International Tax Newsletter - Spring/Summer 2012 - South Africa
AMENDMENTS TO COMPANY DIVIDENDS TAX (DT)
With effect from 1 April 2012, Secondary Tax on Companies (STC) will be replaced with a dividends tax to be levied at shareholder level, except in respect of dividends in specie which would remain the liability of the company.
The main reason given by South African Revenue Service (SARS) for the change is that STC created the impression that South Africa's corporate tax rate was higher than that of other emerging markets, thereby disincentivising inbound foreign investment.
Furthermore, the introduction of DT aligns South Africa with international standards and best practice where the recipient of the dividend is liable to the tax and not the company paying it.
Broadly, DT is a tax imposed on shareholders or rather beneficial owners at a rate of 10% on dividends paid by the company. STC, on the other hand, is a tax imposed on companies (at a rate of 10%) on the declaration of dividends.

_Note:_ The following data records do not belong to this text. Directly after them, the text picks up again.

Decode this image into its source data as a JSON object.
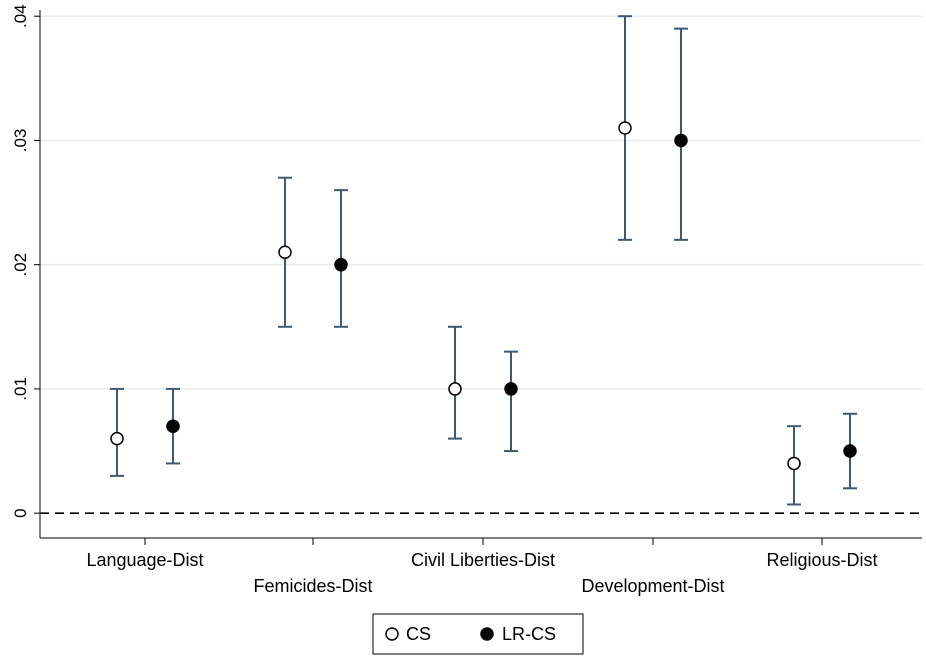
{
  "chart_data": {
    "type": "scatter",
    "categories": [
      "Language-Dist",
      "Femicides-Dist",
      "Civil Liberties-Dist",
      "Development-Dist",
      "Religious-Dist"
    ],
    "series": [
      {
        "name": "CS",
        "marker": "hollow-circle",
        "estimates": [
          0.006,
          0.021,
          0.01,
          0.031,
          0.004
        ],
        "lower": [
          0.003,
          0.015,
          0.006,
          0.022,
          0.0007
        ],
        "upper": [
          0.01,
          0.027,
          0.015,
          0.04,
          0.007
        ]
      },
      {
        "name": "LR-CS",
        "marker": "filled-circle",
        "estimates": [
          0.007,
          0.02,
          0.01,
          0.03,
          0.005
        ],
        "lower": [
          0.004,
          0.015,
          0.005,
          0.022,
          0.002
        ],
        "upper": [
          0.01,
          0.026,
          0.013,
          0.039,
          0.008
        ]
      }
    ],
    "y_ticks": [
      {
        "value": 0,
        "label": "0"
      },
      {
        "value": 0.01,
        "label": ".01"
      },
      {
        "value": 0.02,
        "label": ".02"
      },
      {
        "value": 0.03,
        "label": ".03"
      },
      {
        "value": 0.04,
        "label": ".04"
      }
    ],
    "ylim": [
      -0.002,
      0.0405
    ],
    "reference_line": {
      "value": 0,
      "style": "dashed"
    },
    "grid": true,
    "legend": {
      "placement": "bottom-center",
      "entries": [
        "CS",
        "LR-CS"
      ]
    },
    "colors": {
      "errorbar": "#3e5a73",
      "grid": "#eaeaea",
      "marker": "#000000"
    },
    "title": "",
    "xlabel": "",
    "ylabel": ""
  }
}
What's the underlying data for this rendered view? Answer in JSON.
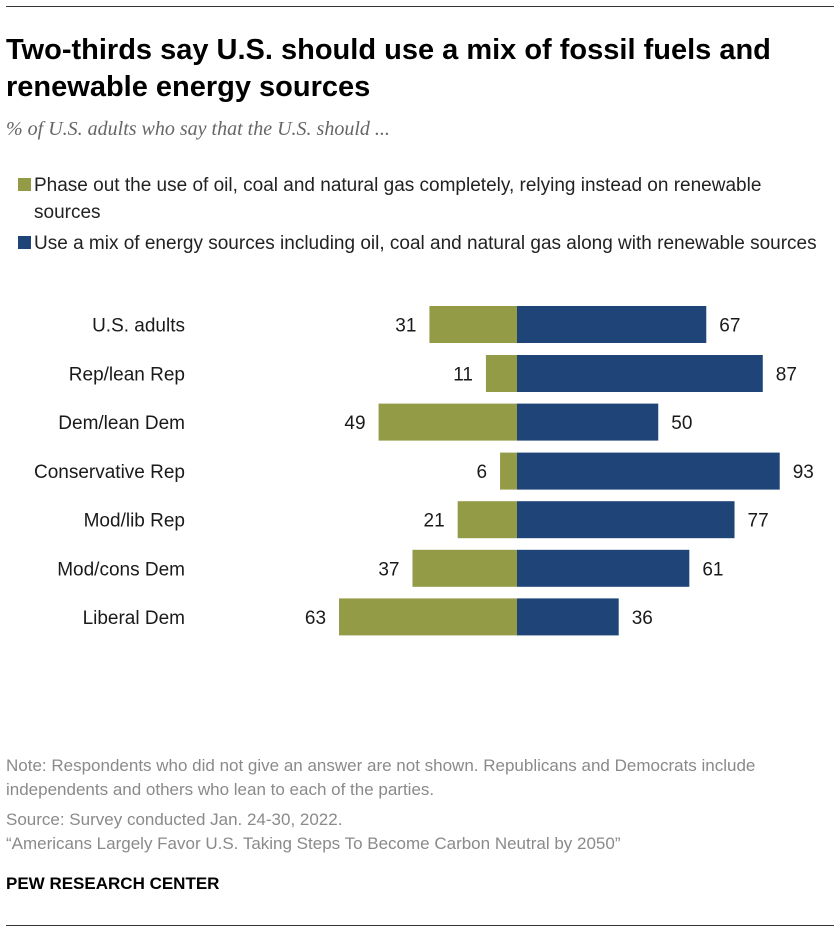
{
  "title": "Two-thirds say U.S. should use a mix of fossil fuels and renewable energy sources",
  "subtitle": "% of U.S. adults who say that the U.S. should ...",
  "colors": {
    "phase_out": "#949b47",
    "mix": "#1e4478"
  },
  "legend": [
    {
      "label": "Phase out the use of oil, coal and natural gas completely, relying instead on renewable sources"
    },
    {
      "label": "Use a mix of energy sources including oil, coal and natural gas along with renewable sources"
    }
  ],
  "chart_data": {
    "type": "bar",
    "orientation": "horizontal-diverging",
    "categories": [
      "U.S. adults",
      "Rep/lean Rep",
      "Dem/lean Dem",
      "Conservative Rep",
      "Mod/lib Rep",
      "Mod/cons Dem",
      "Liberal Dem"
    ],
    "groups": [
      [
        "U.S. adults"
      ],
      [
        "Rep/lean Rep",
        "Dem/lean Dem"
      ],
      [
        "Conservative Rep",
        "Mod/lib Rep",
        "Mod/cons Dem",
        "Liberal Dem"
      ]
    ],
    "series": [
      {
        "name": "Phase out the use of oil, coal and natural gas completely, relying instead on renewable sources",
        "values": [
          31,
          11,
          49,
          6,
          21,
          37,
          63
        ]
      },
      {
        "name": "Use a mix of energy sources including oil, coal and natural gas along with renewable sources",
        "values": [
          67,
          87,
          50,
          93,
          77,
          61,
          36
        ]
      }
    ],
    "xlim": [
      0,
      100
    ],
    "grid": false,
    "legend_position": "top"
  },
  "footer": {
    "note": "Note: Respondents who did not give an answer are not shown. Republicans and Democrats include independents and others who lean to each of the parties.",
    "source": "Source: Survey conducted Jan. 24-30, 2022.",
    "report": "“Americans Largely Favor U.S. Taking Steps To Become Carbon Neutral by 2050”",
    "org": "PEW RESEARCH CENTER"
  }
}
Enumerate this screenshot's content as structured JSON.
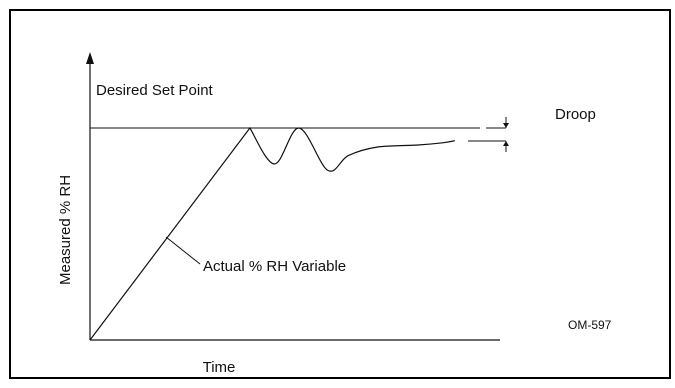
{
  "chart_data": {
    "type": "line",
    "title": "",
    "xlabel": "Time",
    "ylabel": "Measured % RH",
    "grid": false,
    "legend": "none",
    "series": [
      {
        "points": [
          [
            0.0,
            0.0
          ],
          [
            0.39,
            1.0
          ],
          [
            0.45,
            0.83
          ],
          [
            0.51,
            1.0
          ],
          [
            0.58,
            0.8
          ],
          [
            0.63,
            0.87
          ],
          [
            0.7,
            0.91
          ],
          [
            0.8,
            0.92
          ],
          [
            0.86,
            0.93
          ],
          [
            0.89,
            0.94
          ]
        ]
      }
    ],
    "annotations": {
      "set_point": "Desired Set Point",
      "droop": "Droop",
      "variable": "Actual % RH Variable",
      "figure_id": "OM-597"
    },
    "colors": {
      "line": "#111111",
      "frame": "#000000",
      "background": "#ffffff"
    }
  }
}
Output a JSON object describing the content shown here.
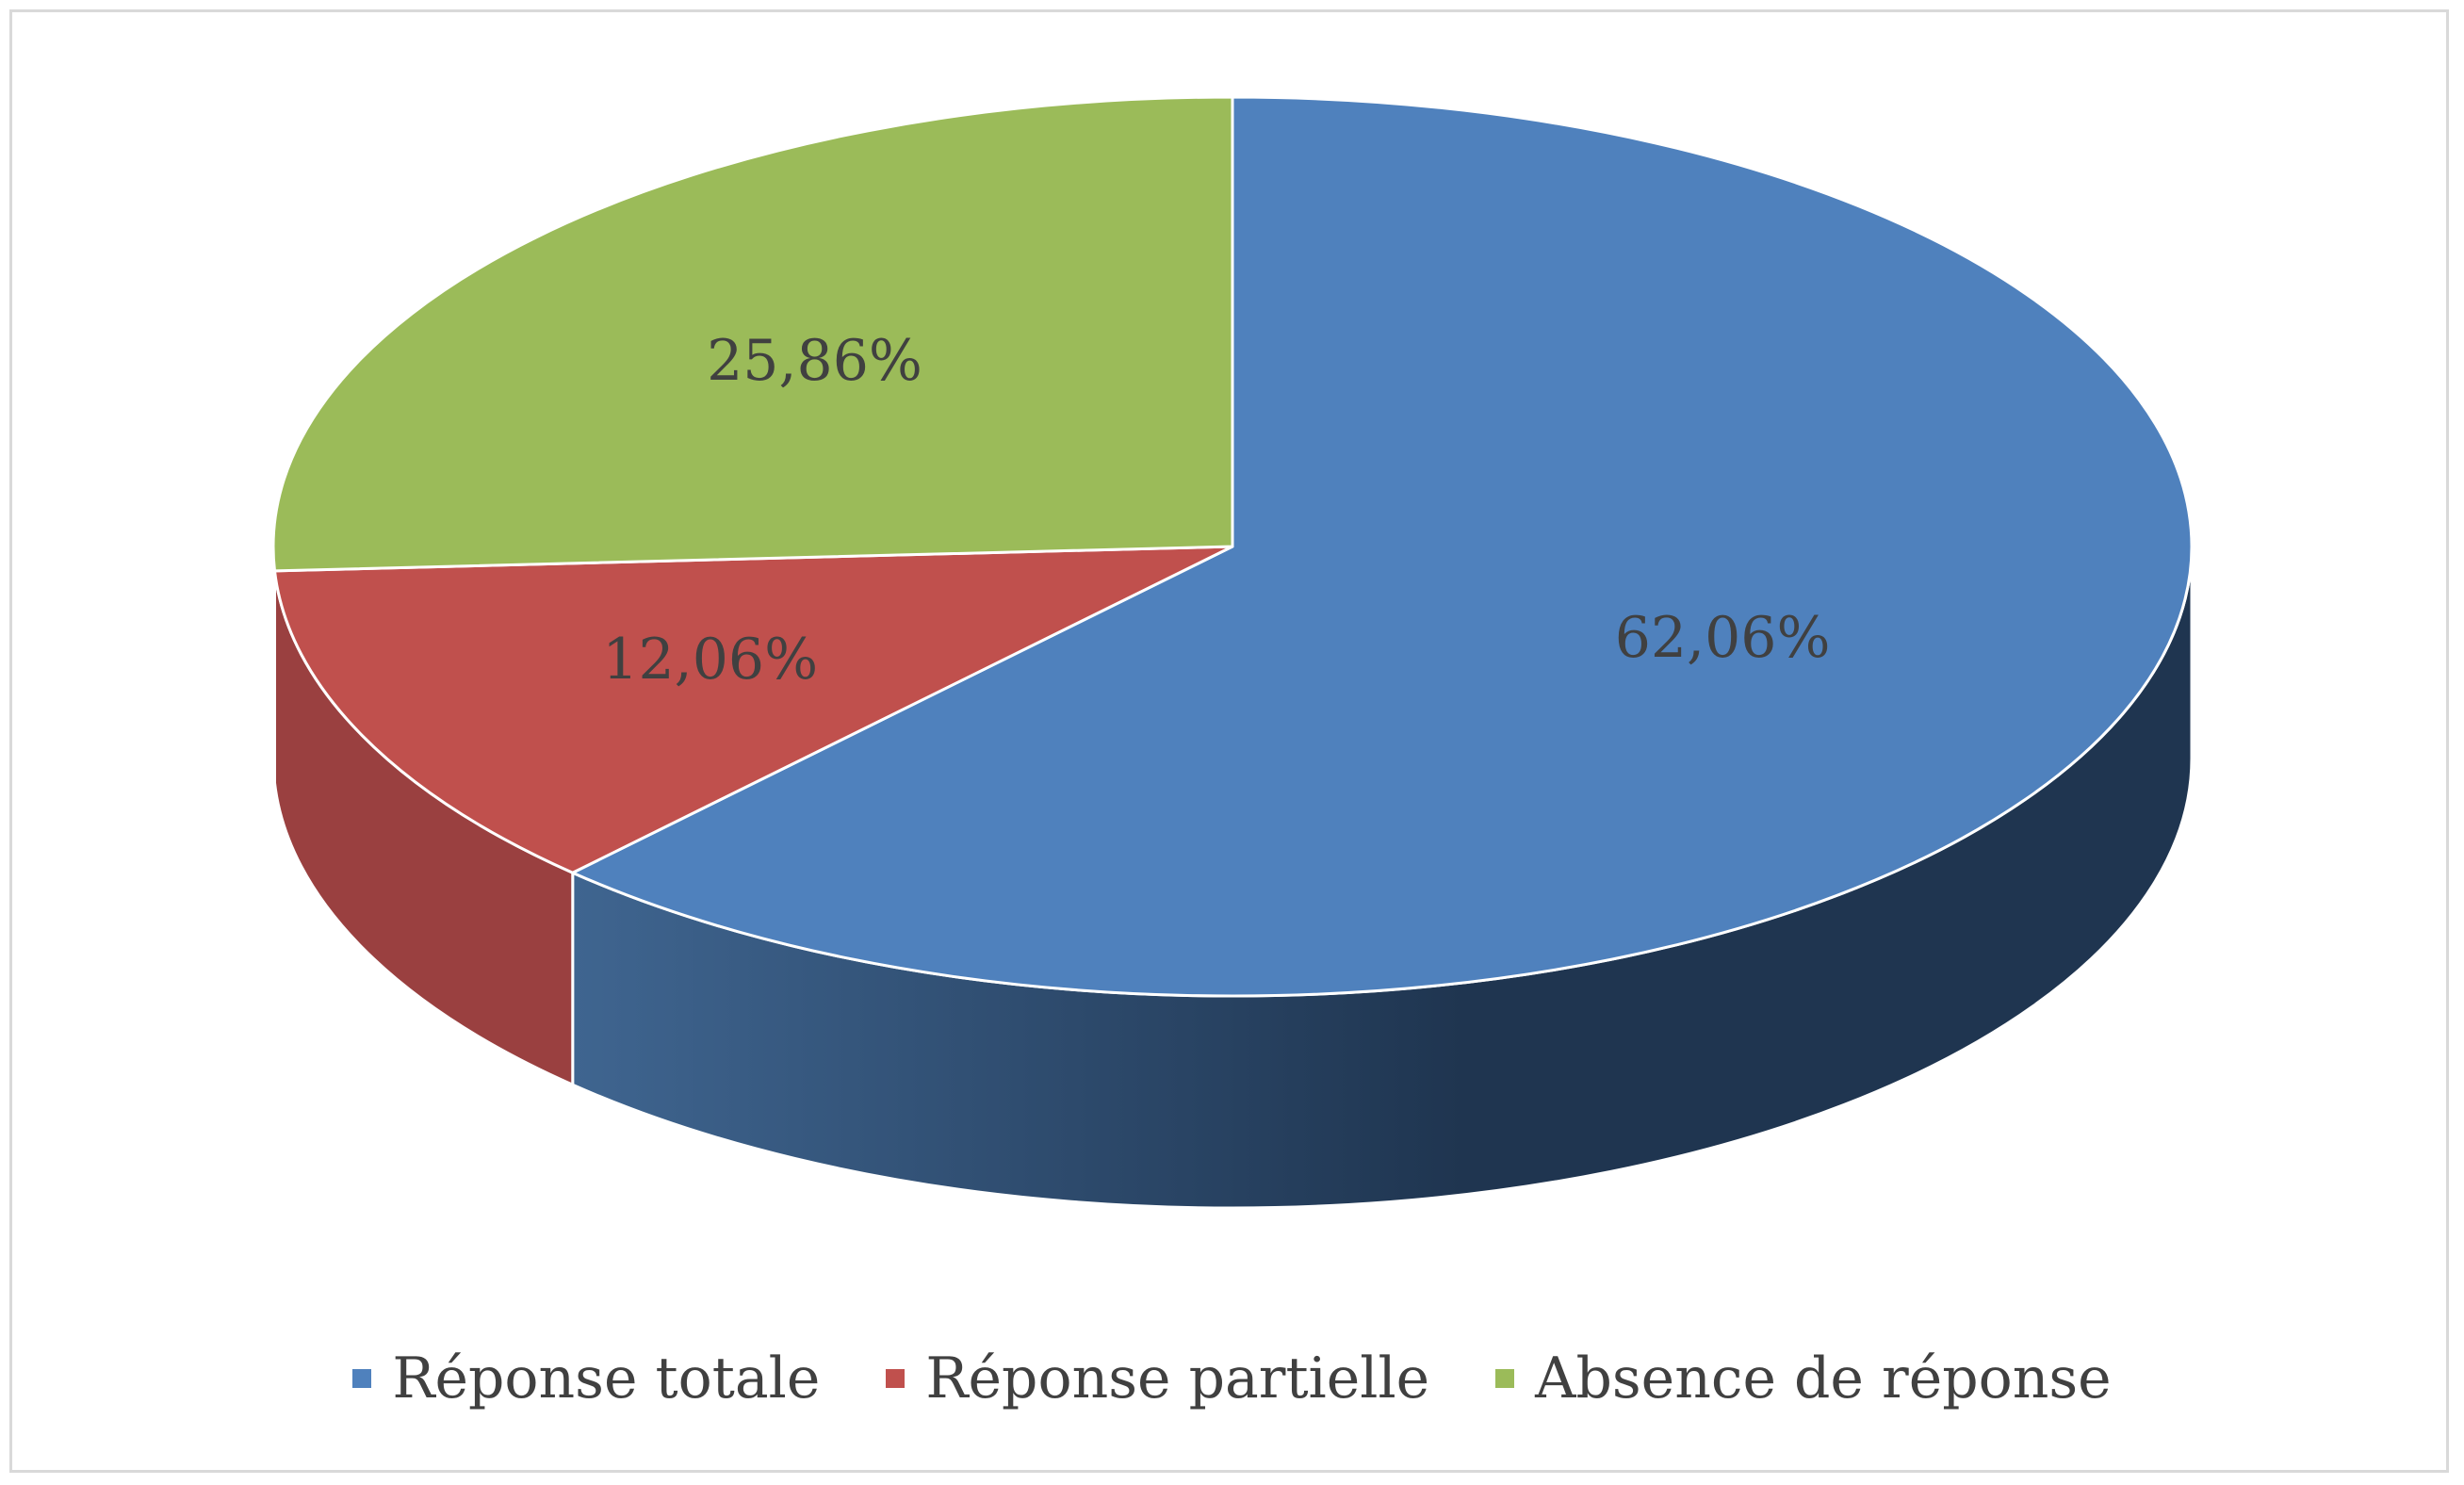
{
  "chart_data": {
    "type": "pie",
    "title": "",
    "categories": [
      "Réponse totale",
      "Réponse partielle",
      "Absence de réponse"
    ],
    "values": [
      62.06,
      12.06,
      25.86
    ],
    "data_labels": [
      "62,06%",
      "12,06%",
      "25,86%"
    ],
    "colors": [
      "#4F81BD",
      "#C0504D",
      "#9BBB59"
    ],
    "side_colors_dark": [
      "#1F3550",
      "#9A4040",
      "#6E8C3A"
    ],
    "side_colors_light": [
      "#3F6590",
      "#9A4040",
      "#7E9A48"
    ],
    "style": "3d",
    "legend": {
      "position": "bottom",
      "items": [
        {
          "label": "Réponse totale",
          "color": "#4F81BD"
        },
        {
          "label": "Réponse partielle",
          "color": "#C0504D"
        },
        {
          "label": "Absence de réponse",
          "color": "#9BBB59"
        }
      ]
    }
  }
}
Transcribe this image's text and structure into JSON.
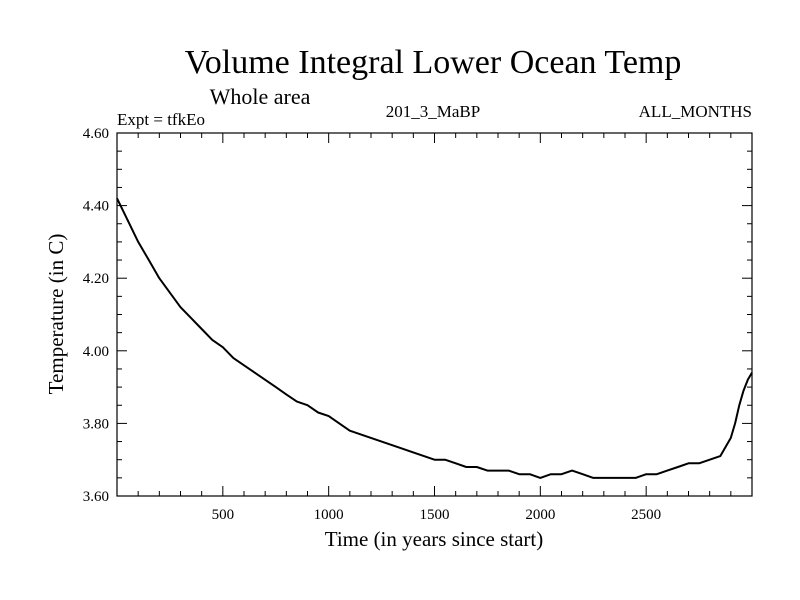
{
  "chart_data": {
    "type": "line",
    "title": "Volume Integral Lower Ocean Temp",
    "subtitle": "Whole area",
    "experiment": "Expt = tfkEo",
    "run_label": "201_3_MaBP",
    "months_label": "ALL_MONTHS",
    "xlabel": "Time (in years since start)",
    "ylabel": "Temperature (in C)",
    "xlim": [
      0,
      3000
    ],
    "ylim": [
      3.6,
      4.6
    ],
    "x_ticks": [
      500,
      1000,
      1500,
      2000,
      2500
    ],
    "y_ticks": [
      3.6,
      3.8,
      4.0,
      4.2,
      4.4,
      4.6
    ],
    "y_tick_labels": [
      "3.60",
      "3.80",
      "4.00",
      "4.20",
      "4.40",
      "4.60"
    ],
    "grid": false,
    "series": [
      {
        "x": [
          0,
          50,
          100,
          150,
          200,
          250,
          300,
          350,
          400,
          450,
          500,
          550,
          600,
          650,
          700,
          750,
          800,
          850,
          900,
          950,
          1000,
          1050,
          1100,
          1150,
          1200,
          1250,
          1300,
          1350,
          1400,
          1450,
          1500,
          1550,
          1600,
          1650,
          1700,
          1750,
          1800,
          1850,
          1900,
          1950,
          2000,
          2050,
          2100,
          2150,
          2200,
          2250,
          2300,
          2350,
          2400,
          2450,
          2500,
          2550,
          2600,
          2650,
          2700,
          2750,
          2800,
          2850,
          2900,
          2920,
          2940,
          2960,
          2980,
          3000
        ],
        "y": [
          4.42,
          4.36,
          4.3,
          4.25,
          4.2,
          4.16,
          4.12,
          4.09,
          4.06,
          4.03,
          4.01,
          3.98,
          3.96,
          3.94,
          3.92,
          3.9,
          3.88,
          3.86,
          3.85,
          3.83,
          3.82,
          3.8,
          3.78,
          3.77,
          3.76,
          3.75,
          3.74,
          3.73,
          3.72,
          3.71,
          3.7,
          3.7,
          3.69,
          3.68,
          3.68,
          3.67,
          3.67,
          3.67,
          3.66,
          3.66,
          3.65,
          3.66,
          3.66,
          3.67,
          3.66,
          3.65,
          3.65,
          3.65,
          3.65,
          3.65,
          3.66,
          3.66,
          3.67,
          3.68,
          3.69,
          3.69,
          3.7,
          3.71,
          3.76,
          3.8,
          3.85,
          3.89,
          3.92,
          3.94
        ]
      }
    ]
  }
}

DT is categorised as a withholding tax, as, with exception for dividends in specie, collection of the tax is withheld and paid to SARS by the company paying the dividend or by a regulated intermediary.
EXEMPTIONS FROM DIVIDENDS TAX
The following beneficial owners are exempt from DT:
- A South African resident company
- The Government
- Public benefit organisations
- An institution, board or body that conducts research, provides services to the State or general public, or promotes commerce, industry or agriculture
- A closure rehabilitation trust
- Pension, provident and similar funds
- A parastatal
- A shareholder in a registered micro business, to the extent that the aggregate amount of the dividends paid by that registered micro business to its shareholders during the year of assessment in which that dividend is paid does not exceed the amount of R200,000
- A natural person upon receipt of an interest in a primary residence.
- A non-resident receiving a dividend from a non-resident company which is listed on the JSE.
The same exemptions apply to dividends in specie.